Easter Lily
I couldn’t resist taking a photograph of the Easter lily on the kitchen table. My only disappointment was that I couldn’t get close enough with my phone – I mean camera.
This is the shot I liked:
Looks simple and delicate.
Today’s experiment
It looked like it would be so simple to paint. The image is mainly white with details (if you could even call them details – more like shadings) in off-white or gray. The stamen and pistols, if I remember my elementary botany, also cast shadows on the white petals, but they were slightly different than those cast by the indentations in the petals themselves. The deeper part of the flower is in shadow, but it has a greenish cast to it. I thought it would be really easy to paint the pistols with their crusty pollen grains.
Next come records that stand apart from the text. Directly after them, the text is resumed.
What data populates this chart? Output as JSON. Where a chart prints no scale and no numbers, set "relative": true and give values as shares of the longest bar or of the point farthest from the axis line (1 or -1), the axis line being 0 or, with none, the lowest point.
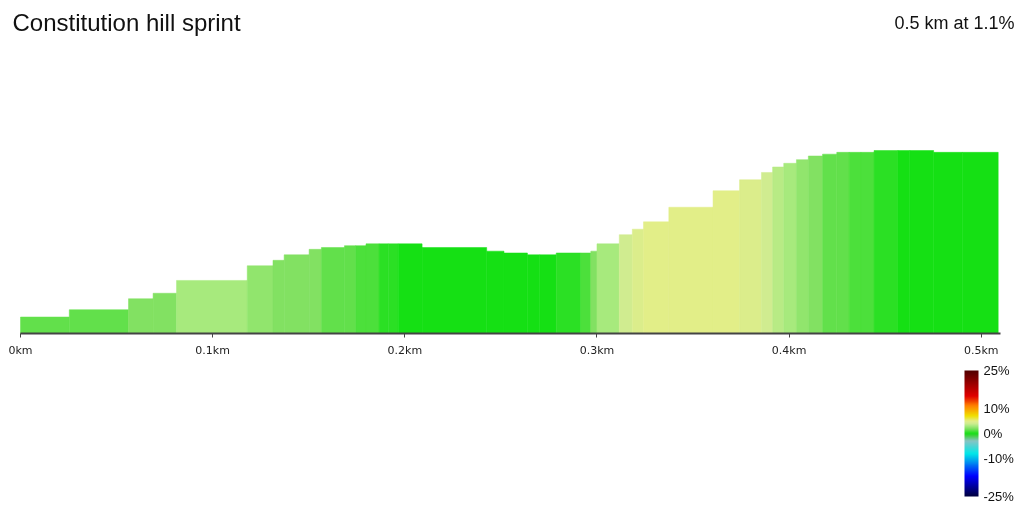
{
  "chart_data": {
    "type": "bar",
    "title": "Constitution hill sprint",
    "subtitle": "0.5 km at 1.1%",
    "relative": true,
    "x": [
      0.0127,
      0.0408,
      0.0626,
      0.0751,
      0.0996,
      0.1247,
      0.1343,
      0.1437,
      0.1534,
      0.1626,
      0.1715,
      0.1771,
      0.1832,
      0.189,
      0.194,
      0.2028,
      0.2258,
      0.2471,
      0.2577,
      0.267,
      0.2745,
      0.2852,
      0.2942,
      0.2984,
      0.3058,
      0.315,
      0.3213,
      0.3308,
      0.3489,
      0.3673,
      0.3799,
      0.3885,
      0.3943,
      0.4005,
      0.4069,
      0.4137,
      0.4211,
      0.428,
      0.4343,
      0.4408,
      0.4504,
      0.4597,
      0.469,
      0.4827,
      0.4995
    ],
    "values": [
      0.09,
      0.13,
      0.19,
      0.22,
      0.29,
      0.37,
      0.4,
      0.43,
      0.46,
      0.47,
      0.48,
      0.48,
      0.49,
      0.49,
      0.49,
      0.49,
      0.47,
      0.45,
      0.44,
      0.43,
      0.43,
      0.44,
      0.44,
      0.45,
      0.49,
      0.54,
      0.57,
      0.61,
      0.69,
      0.78,
      0.84,
      0.88,
      0.91,
      0.93,
      0.95,
      0.97,
      0.98,
      0.99,
      0.99,
      0.99,
      1.0,
      1.0,
      1.0,
      0.99,
      0.99
    ],
    "cvalues": [
      1.5,
      1.5,
      2,
      2,
      3,
      2.5,
      2,
      2,
      2,
      1.5,
      1.5,
      1,
      1,
      0.5,
      0.5,
      0,
      0,
      0,
      0,
      0,
      0,
      0.5,
      1,
      2,
      3,
      4,
      4.5,
      5,
      5,
      5,
      4.5,
      4,
      3.5,
      3,
      2.5,
      2,
      1.5,
      1.5,
      1,
      1,
      0.5,
      0,
      0,
      0,
      0
    ],
    "xlim": [
      0,
      0.51
    ],
    "xticks": [
      {
        "value": 0,
        "label": "0km"
      },
      {
        "value": 0.1,
        "label": "0.1km"
      },
      {
        "value": 0.2,
        "label": "0.2km"
      },
      {
        "value": 0.3,
        "label": "0.3km"
      },
      {
        "value": 0.4,
        "label": "0.4km"
      },
      {
        "value": 0.5,
        "label": "0.5km"
      }
    ],
    "clim": [
      -25,
      25
    ],
    "cticks": [
      {
        "value": 25,
        "label": "25%"
      },
      {
        "value": 10,
        "label": "10%"
      },
      {
        "value": 0,
        "label": "0%"
      },
      {
        "value": -10,
        "label": "-10%"
      },
      {
        "value": -25,
        "label": "-25%"
      }
    ]
  }
}
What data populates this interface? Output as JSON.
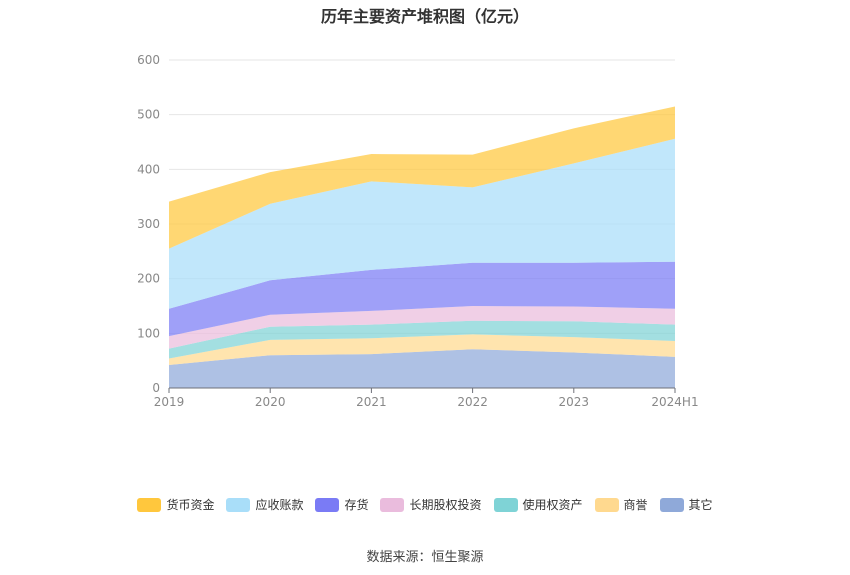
{
  "chart_data": {
    "type": "area",
    "stacked": true,
    "title": "历年主要资产堆积图（亿元）",
    "categories": [
      "2019",
      "2020",
      "2021",
      "2022",
      "2023",
      "2024H1"
    ],
    "yticks": [
      "0",
      "100",
      "200",
      "300",
      "400",
      "500",
      "600"
    ],
    "ylim": [
      0,
      600
    ],
    "grid": true,
    "legend_position": "bottom",
    "series": [
      {
        "name": "其它",
        "color": "#8FA9D9",
        "values": [
          42,
          60,
          62,
          71,
          65,
          57
        ]
      },
      {
        "name": "商誉",
        "color": "#FFD98F",
        "values": [
          12,
          28,
          29,
          27,
          28,
          29
        ]
      },
      {
        "name": "使用权资产",
        "color": "#7FD3D6",
        "values": [
          18,
          24,
          25,
          25,
          29,
          30
        ]
      },
      {
        "name": "长期股权投资",
        "color": "#EABCDD",
        "values": [
          23,
          22,
          25,
          27,
          27,
          29
        ]
      },
      {
        "name": "存货",
        "color": "#7A7BF5",
        "values": [
          50,
          63,
          75,
          79,
          80,
          86
        ]
      },
      {
        "name": "应收账款",
        "color": "#A9DEF9",
        "values": [
          110,
          140,
          162,
          138,
          182,
          225
        ]
      },
      {
        "name": "货币资金",
        "color": "#FFC73D",
        "values": [
          86,
          58,
          50,
          60,
          64,
          59
        ]
      }
    ]
  },
  "legend_order": [
    "货币资金",
    "应收账款",
    "存货",
    "长期股权投资",
    "使用权资产",
    "商誉",
    "其它"
  ],
  "source": "数据来源：恒生聚源"
}
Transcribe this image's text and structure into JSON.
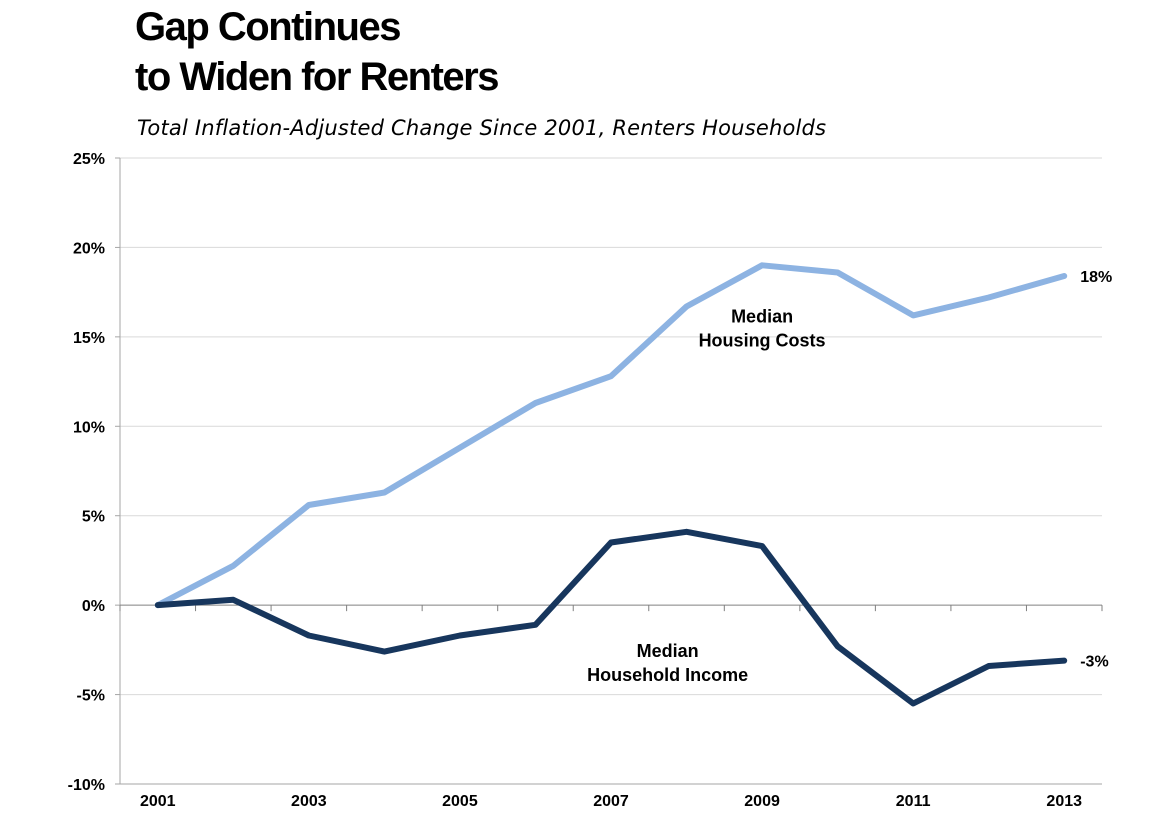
{
  "chart_data": {
    "type": "line",
    "title_lines": [
      "Gap Continues",
      "to Widen for Renters"
    ],
    "subtitle": "Total Inflation-Adjusted Change Since 2001, Renters Households",
    "xlabel": "",
    "ylabel": "",
    "x": [
      2001,
      2002,
      2003,
      2004,
      2005,
      2006,
      2007,
      2008,
      2009,
      2010,
      2011,
      2012,
      2013
    ],
    "x_tick_labels": [
      "2001",
      "2003",
      "2005",
      "2007",
      "2009",
      "2011",
      "2013"
    ],
    "x_tick_values": [
      2001,
      2003,
      2005,
      2007,
      2009,
      2011,
      2013
    ],
    "xlim": [
      2000.5,
      2013.5
    ],
    "ylim": [
      -10,
      25
    ],
    "y_ticks": [
      -10,
      -5,
      0,
      5,
      10,
      15,
      20,
      25
    ],
    "y_tick_labels": [
      "-10%",
      "-5%",
      "0%",
      "5%",
      "10%",
      "15%",
      "20%",
      "25%"
    ],
    "grid": true,
    "series": [
      {
        "name_lines": [
          "Median",
          "Housing Costs"
        ],
        "color": "#8db3e2",
        "values": [
          0.0,
          2.2,
          5.6,
          6.3,
          8.8,
          11.3,
          12.8,
          16.7,
          19.0,
          18.6,
          16.2,
          17.2,
          18.4
        ],
        "end_label": "18%",
        "label_anchor": [
          2009.0,
          15.8
        ]
      },
      {
        "name_lines": [
          "Median",
          "Household Income"
        ],
        "color": "#17365d",
        "values": [
          0.0,
          0.3,
          -1.7,
          -2.6,
          -1.7,
          -1.1,
          3.5,
          4.1,
          3.3,
          -2.3,
          -5.5,
          -3.4,
          -3.1
        ],
        "end_label": "-3%",
        "label_anchor": [
          2007.75,
          -2.9
        ]
      }
    ]
  }
}
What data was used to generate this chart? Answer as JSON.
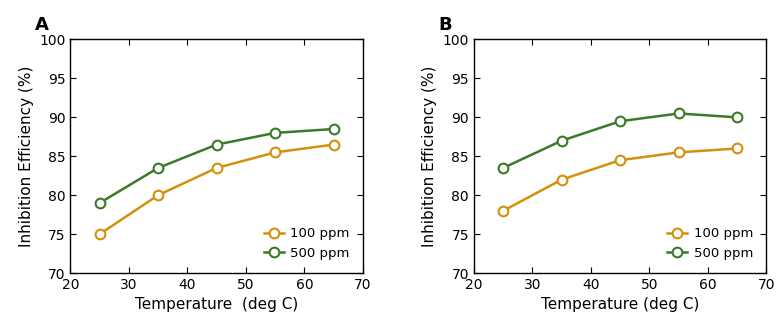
{
  "panel_A": {
    "label": "A",
    "temperature": [
      25,
      35,
      45,
      55,
      65
    ],
    "series": [
      {
        "name": "100 ppm",
        "values": [
          75.0,
          80.0,
          83.5,
          85.5,
          86.5
        ],
        "color": "#D4900A"
      },
      {
        "name": "500 ppm",
        "values": [
          79.0,
          83.5,
          86.5,
          88.0,
          88.5
        ],
        "color": "#3A7A28"
      }
    ],
    "xlabel": "Temperature  (deg C)",
    "ylabel": "Inhibition Efficiency (%)",
    "ylim": [
      70,
      100
    ],
    "xlim": [
      20,
      70
    ],
    "yticks": [
      70,
      75,
      80,
      85,
      90,
      95,
      100
    ],
    "xticks": [
      20,
      30,
      40,
      50,
      60,
      70
    ],
    "legend_loc": "lower right"
  },
  "panel_B": {
    "label": "B",
    "temperature": [
      25,
      35,
      45,
      55,
      65
    ],
    "series": [
      {
        "name": "100 ppm",
        "values": [
          78.0,
          82.0,
          84.5,
          85.5,
          86.0
        ],
        "color": "#D4900A"
      },
      {
        "name": "500 ppm",
        "values": [
          83.5,
          87.0,
          89.5,
          90.5,
          90.0
        ],
        "color": "#3A7A28"
      }
    ],
    "xlabel": "Temperature (deg C)",
    "ylabel": "Inhibition Efficiency (%)",
    "ylim": [
      70,
      100
    ],
    "xlim": [
      20,
      70
    ],
    "yticks": [
      70,
      75,
      80,
      85,
      90,
      95,
      100
    ],
    "xticks": [
      20,
      30,
      40,
      50,
      60,
      70
    ],
    "legend_loc": "lower right"
  },
  "figure_bg": "#ffffff",
  "marker": "o",
  "markersize": 7,
  "linewidth": 1.8,
  "markerfacecolor": "white",
  "markeredgewidth": 1.5,
  "tick_fontsize": 10,
  "label_fontsize": 11,
  "legend_fontsize": 9.5,
  "panel_label_fontsize": 13
}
I remember thinking that one of my colors, English yellow is the exact color I needed.
Here is my rendition:
The richness of the photograph is not present in my sketch. Perhaps the hesitant brush strokes, the saturation of the grays was either too much or too little; the shadows in the deep part of the flower are not dark enough.
I like the idea that one can define a white edge by painting in gray (or any color) up to it. The trick, especially with the smooth hot pressed paper, is to make one decisive stroke; hesitations are manifested in unwanted marks. Perhaps wet on wet would have worked better.
The surface of the pistols is granular, but also has value ranges from dark to light. I could have worked on these elements with a smaller brush and shaded them a little better. This is where pointillism would work well.
The main problem in this sketch as a whole is the lack of range of values. I needed to include darker darks in the appropriate places.
A simple image like this one takes a lot of work to be a satisfying image.
Update on Arthur’s image:
I applied washes to the charcoal sketch that I painted yesterday. It looks better than it did, but it still needs something. I’ll have to gaze at it for a while to figure that out.
Reblogged this on hilarionphang.
We here, amateur though constant critics that we are, like your calling to the visible of the lily. As far as Arthur, of course he needs something. If those tufts on his upper most stem are leaves, then there may be hope.
The tufts on Arthur’s uppermost stem are indeed leaves! Charcoal doesn’t allow for much definition and, I must admit I didn’t add the final touch, which would have been a kind of halos around the leaves. Thanks for your comment THGg.